Propos recueillis par Nicolas Jucha
8 minutes
Stéphane N’Guéma : « Les footballeurs gabonais ne rêvent plus »

La semaine passée, Stéphane N'Guéma et quatre joueurs du championnat gabonais étaient interpellés et placés en garde à vue à Bongoville. Leur tort ? Avoir voulu sensibiliser les joueurs de l'équipe nationale sur la précarité qui accable les joueurs au Gabon, privé de championnat depuis deux ans à cause de la pandémie de Covid-19. Récit d'une interpellation arbitraire.

C’était quoi le projet initial de votre petite délégation ?On était partis à Bongoville pour rencontrer les joueurs de l’équipe nationale du Gabon. Nous avions fait toutes les démarches, dont un courrier pour le président de la Fédération gabonaise de football, tout le monde était au courant de notre venue : le président, le sélectionneur, tous les gens travaillant autour de la sélection… On voulait évoquer avec les internationaux la situation des footballeurs au pays, qui subissent l’arrêt du championnat national depuis deux ans, et se retrouvent livrés à eux-mêmes. Ils vivent dans une situation de précarité qui n’a pas de nom, ils ont fait du football leur métier, mais depuis deux ans, ils ne peuvent plus l’exercer. On voulait l’expliquer aux internationaux. En parlant à Pierre-Emerick Aubameyang ou à Bruno Ecuele Manga, ou à un autre joueur, on espérait que l’un d’eux glisse un petit mot au ministre des Sports ou au président de la Fégafoot.

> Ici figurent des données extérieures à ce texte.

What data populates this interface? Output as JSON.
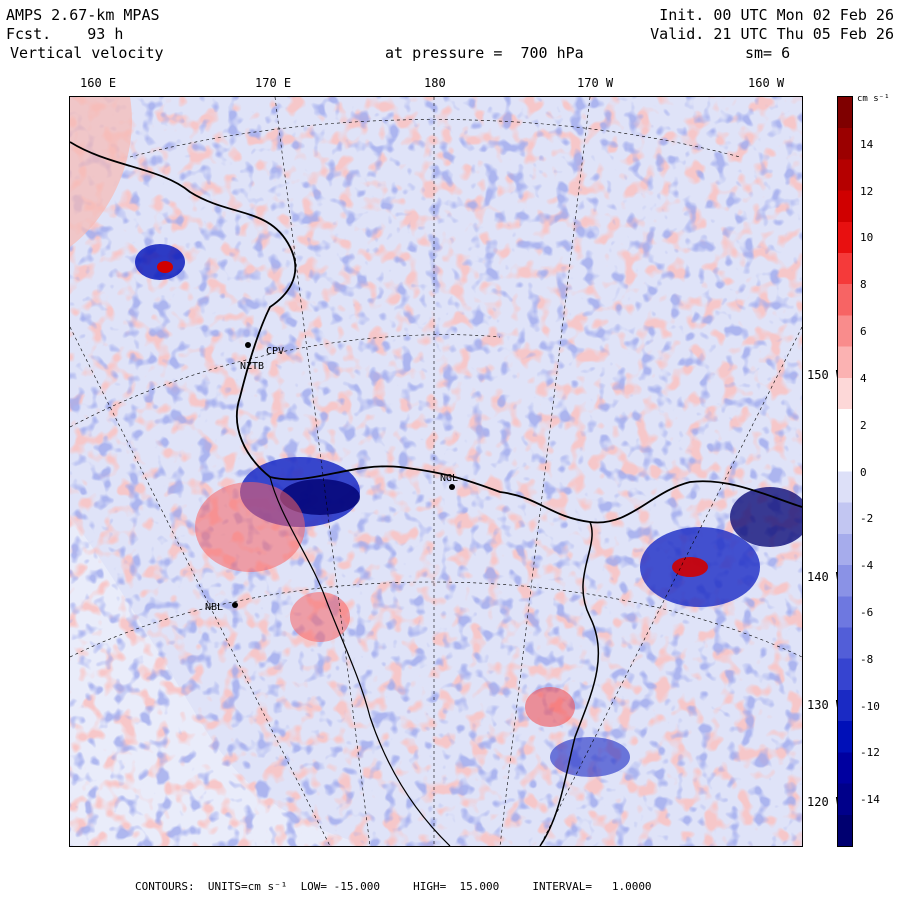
{
  "header": {
    "model": "AMPS 2.67-km MPAS",
    "fcst_label": "Fcst.",
    "fcst_value": "93 h",
    "field": "Vertical velocity",
    "init": "Init. 00 UTC Mon 02 Feb 26",
    "valid": "Valid. 21 UTC Thu 05 Feb 26",
    "level": "at pressure =  700 hPa",
    "smooth": "sm= 6"
  },
  "map": {
    "longitude_labels": [
      "160 E",
      "170 E",
      "180",
      "170 W",
      "160 W"
    ],
    "latitude_labels": [
      "150 W",
      "140 W",
      "130 W",
      "120 W"
    ],
    "stations": [
      "CPV",
      "NZTB",
      "NGL",
      "NBL"
    ],
    "colors": {
      "positive_strong": "#8b0000",
      "positive_light": "#f8c8c4",
      "neutral": "#ffffff",
      "negative_light": "#dfe3f8",
      "negative_strong": "#00007f",
      "coastline": "#000000"
    }
  },
  "colorbar": {
    "units": "cm s⁻¹",
    "ticks": [
      "14",
      "12",
      "10",
      "8",
      "6",
      "4",
      "2",
      "0",
      "-2",
      "-4",
      "-6",
      "-8",
      "-10",
      "-12",
      "-14"
    ],
    "colors": [
      "#7f0000",
      "#9b0000",
      "#b50000",
      "#d00000",
      "#e81010",
      "#f53a3a",
      "#f76464",
      "#f98c8c",
      "#fbb2b2",
      "#fdd8d8",
      "#ffffff",
      "#ffffff",
      "#dde0f8",
      "#c2c6f2",
      "#a6acec",
      "#8a92e6",
      "#6e78e0",
      "#525ed8",
      "#3644d0",
      "#1a2ac4",
      "#0010b8",
      "#0000a0",
      "#00008a",
      "#000070"
    ]
  },
  "footer": "CONTOURS:  UNITS=cm s⁻¹  LOW= -15.000     HIGH=  15.000     INTERVAL=   1.0000"
}
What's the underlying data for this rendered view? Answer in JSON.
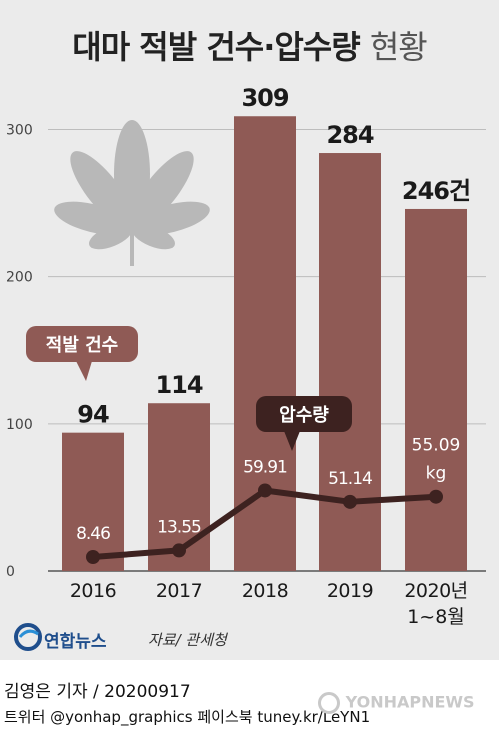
{
  "title": {
    "main": "대마 적발 건수·압수량",
    "suffix": "현황"
  },
  "chart_data": {
    "type": "bar",
    "categories": [
      "2016",
      "2017",
      "2018",
      "2019",
      "2020년"
    ],
    "category_sublabels": [
      "",
      "",
      "",
      "",
      "1~8월"
    ],
    "series": [
      {
        "name": "적발 건수",
        "type": "bar",
        "values": [
          94,
          114,
          309,
          284,
          246
        ],
        "labels": [
          "94",
          "114",
          "309",
          "284",
          "246건"
        ],
        "color": "#8f5a55"
      },
      {
        "name": "압수량",
        "type": "line",
        "values": [
          8.46,
          13.55,
          59.91,
          51.14,
          55.09
        ],
        "labels": [
          "8.46",
          "13.55",
          "59.91",
          "51.14",
          "55.09"
        ],
        "unit": "kg",
        "color": "#3d2220"
      }
    ],
    "yticks": [
      0,
      100,
      200,
      300
    ],
    "ylim": [
      0,
      320
    ],
    "grid": true
  },
  "footer": {
    "brand": "연합뉴스",
    "source": "자료/ 관세청",
    "reporter": "김영은 기자 / 20200917",
    "social": "트위터 @yonhap_graphics  페이스북 tuney.kr/LeYN1",
    "watermark": "YONHAPNEWS"
  }
}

Comment cela se passe au moment où vous entrez dans l’hôtel de la sélection ? A priori, c’est le moment où les choses dégénèrent…Dès que nous sommes arrivés à Bongoville, les quatre joueurs du championnat gabonais qui m’accompagnaient ont attendu dehors, je suis entré seul dans l’hôtel. J’ai joué en équipe nationale (22 sélections, 5 buts), tout le monde me connaît. Mais quand je suis entré dans le hall de l’hôtel, j’ai rencontré l’intendant de l’équipe nationale, monsieur Serge Ahmed Mombo. Dès qu’il m’a vu, il a commencé à monter sur ses grands chevaux : « Stéphane, qu’est-ce que tu fais là ? Qui t’a demandé d’entrer ? J’ai donné des consignes strictes pour ne pas te laisser entrer… Sors, je ne peux pas te laisser voir les joueurs. » C’est une humiliation, je lui ai pourtant dit que nous étions venus pour rencontrer les joueurs, que j’avais des documents. « Je ne veux pas voir ton document, je te demande de sortir tout de suite de l’hôtel. » Je n’ai pas eu le choix, je suis sorti.

J’ai demandé aux gendarmes ce que l’on nous reprochait, ils ont insisté : « Ce n’est pas de notre faute Stéphane, les ordres viennent d’en haut. »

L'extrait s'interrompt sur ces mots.